Perhaps the third symbol is that of the building, but especially the gates, described at the start of the story, to where Prince Prospero "hides" with the others. They went into...

...the deep seclusion of one of his castellated abbeys.

It is an abbey constructed like a castle—according to the Prince's taste. Once everyone was inside:

A strong and lofty wall girdled it in. This wall had gates of iron. The courtiers...brought...massy hammers and welded the bolts. They resolved to leave means neither of ingress or egress...

 

The plan, then, is to keep everyone locked inside the walls of the abbey—but not just locked...the doors' bolts are welded shut. No one may enter or leave. It would seem that all possible measures have been taken to protect the occupants from the Red Death—and that nothing can harm the people.

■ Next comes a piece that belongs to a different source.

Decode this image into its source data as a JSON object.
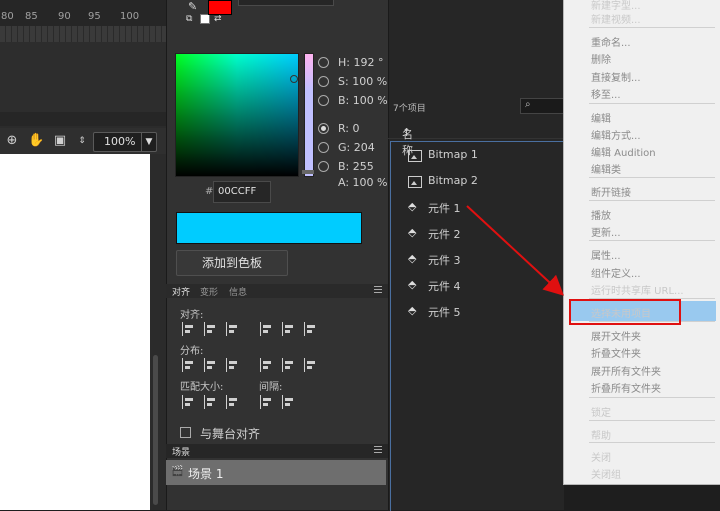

However, with the appearance of the "mummer" in this particular costume, the Prince is enraged (and the others are terrified); he goes to stab the intruder...and falls to the floor dead. The guests realize there is no human being among the folds of the fallen costume—or the "mask." The guests now understand that this has been, in fact, a visit by the Red Death.

For all of Prospero's precautions, he has been unable to fend of the plague. The allegorical message seems to be that no matter how one tries, when his or her time has come, nothing can stop death. The clock has simply been counting down the time remaining for those about to die—the ticking of the minute hand has simply been measuring how little time in life remains for all those in this abbey.